Cast mounting surfaces are typically flat within 0.002 inches per foot, which reduces soft-foot and speeds alignment. Threaded insert holes are typically cast in place or located with a computer-numerical-controlled machine to ensure precise location and perpendicularity, which eliminates bolt-bound conditions often occurring with inexpensive metal bases. Difficult-to-machine features can easily be cast in place, and maximum design flexibility allows for retrofit to any existing concrete foundation.
Advanced resin systems along with inert natural aggregates provide excellent protection from many fluids that would otherwise require an expensive alloy or corrode standard cast iron or steel. Polymer concrete systems eliminate the need for additional protective coatings or periodic upkeep and maintenance activities.
Polymer concrete baseplates will not twist, bend or diaphragm like some metal designs. This eliminates the need for field adjustment during installation. Most designs also incorporate threaded leveling inserts along with a bottom surface ready for adhesion to grouting like in a conventional hollow design.

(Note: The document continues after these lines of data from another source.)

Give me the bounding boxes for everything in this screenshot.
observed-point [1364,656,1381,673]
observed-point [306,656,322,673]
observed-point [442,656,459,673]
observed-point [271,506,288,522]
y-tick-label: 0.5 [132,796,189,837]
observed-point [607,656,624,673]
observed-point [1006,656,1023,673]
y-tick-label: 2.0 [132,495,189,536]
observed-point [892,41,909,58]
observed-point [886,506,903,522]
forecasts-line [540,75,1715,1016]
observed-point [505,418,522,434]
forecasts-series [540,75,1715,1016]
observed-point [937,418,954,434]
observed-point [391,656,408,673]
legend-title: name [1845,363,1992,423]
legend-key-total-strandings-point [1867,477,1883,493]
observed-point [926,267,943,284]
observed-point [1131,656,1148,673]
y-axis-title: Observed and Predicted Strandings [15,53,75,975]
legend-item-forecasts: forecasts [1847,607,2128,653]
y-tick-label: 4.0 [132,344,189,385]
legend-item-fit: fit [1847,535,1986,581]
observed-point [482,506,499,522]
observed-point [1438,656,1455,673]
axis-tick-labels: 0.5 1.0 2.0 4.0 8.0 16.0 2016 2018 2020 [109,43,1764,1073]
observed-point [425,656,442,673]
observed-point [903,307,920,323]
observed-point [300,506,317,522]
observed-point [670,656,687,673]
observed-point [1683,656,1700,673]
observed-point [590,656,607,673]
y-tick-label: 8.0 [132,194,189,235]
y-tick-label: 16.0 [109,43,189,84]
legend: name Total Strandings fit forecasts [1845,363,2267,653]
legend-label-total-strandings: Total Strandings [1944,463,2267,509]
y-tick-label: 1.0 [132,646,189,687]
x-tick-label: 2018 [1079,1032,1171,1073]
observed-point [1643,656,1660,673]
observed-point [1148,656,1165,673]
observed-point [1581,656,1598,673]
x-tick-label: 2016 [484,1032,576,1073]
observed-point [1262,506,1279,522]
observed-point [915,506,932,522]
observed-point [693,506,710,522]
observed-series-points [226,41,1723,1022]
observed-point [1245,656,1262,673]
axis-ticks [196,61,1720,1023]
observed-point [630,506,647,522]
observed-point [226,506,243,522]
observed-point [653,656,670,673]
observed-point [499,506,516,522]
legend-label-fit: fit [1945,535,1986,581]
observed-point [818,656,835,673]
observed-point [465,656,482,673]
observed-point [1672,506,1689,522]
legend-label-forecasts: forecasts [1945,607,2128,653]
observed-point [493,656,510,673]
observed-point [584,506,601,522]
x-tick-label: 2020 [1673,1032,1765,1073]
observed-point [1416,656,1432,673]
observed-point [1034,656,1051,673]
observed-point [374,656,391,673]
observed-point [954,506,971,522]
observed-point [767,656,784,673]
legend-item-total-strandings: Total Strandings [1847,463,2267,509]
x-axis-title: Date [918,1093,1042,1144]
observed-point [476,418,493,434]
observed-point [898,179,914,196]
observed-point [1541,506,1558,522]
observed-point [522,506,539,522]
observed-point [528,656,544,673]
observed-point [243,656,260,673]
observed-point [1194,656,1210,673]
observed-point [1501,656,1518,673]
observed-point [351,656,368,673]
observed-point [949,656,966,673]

Grouting a polymer concrete baseplate requires considerably less labor and material. Grouting a hollow steel frame often requires greater skill to ensure that all voids are eliminated as grout is intended to be in 100 percent contact with the underside surface for proper performance and vibration damping.
Because the solid pre-cast polymer concrete base will maintain structural integrity without requiring grout, many potential installation errors can be avoided.
Stilt mounting a polymer concrete assembly takes advantage of the structural stability of the mounting surface while allowing the equipment to react to the forces and moments of the piping system.
Polymer concrete materials also offer low levels of heat conduction, act as an excellent electrical insulator, are non-magnetic and resist water absorption. Mechanical properties are suitable for most indoor-outdoor environments found in process industries.
Chemtrade Logistics operates a sulfuric acid regeneration facility in Toledo, Ohio, with more than 96 process pumps in service. Four years ago, its annual seal replacements were in the range of eight to 10 per month. A concentrated program was initiated to focus on both equipment alignment and vibration reduction.
The first step was to ensure a reliable foundation. The facility made numerous upgrades to convert to polymer concrete baseplates. The material is impervious to the acid, and installers who used the threaded leveling inserts were impressed at how easily they could use a minimal amount of thin-set grout material to adhere the new base to the existing concrete pad. Minimal surface prep was only required on the concrete pad.
The team completed proper alignment between pump and motor shafts according to the pump manufacturer's recommendations, not the coupling manufacturer's, which typically allow for successful coupling operation at much larger tolerances. While upgrading baseplates, the installation team took care to eliminate excessive forces and moments in the piping, install expansion joints and ensure a minimum of five pipe diameters of straight piping preceding the pump.
Accurate equipment hole locations along with an extremely flat mounting surface made Bluetooth-enabled precision laser alignment quick and easy. Quarterly, handheld, five-point vibration monitoring confirmed and reinforced all foundation and equipment mounting changes that were made.
After completion of these upgrades, seal life increased dramatically. The change-out dropped from a monthly average of between eight and 10 units to between 0.5 and one. The plant realized sizeable reduction in seal cost and was able to shift labor to other critical areas.
Chemtrade Logistics is continuing its evaluation and replacement of baseplates in conjunction with proper alignment techniques.
A department emphasis has been placed on precision maintenance training to continually reinforce these solid plant practices.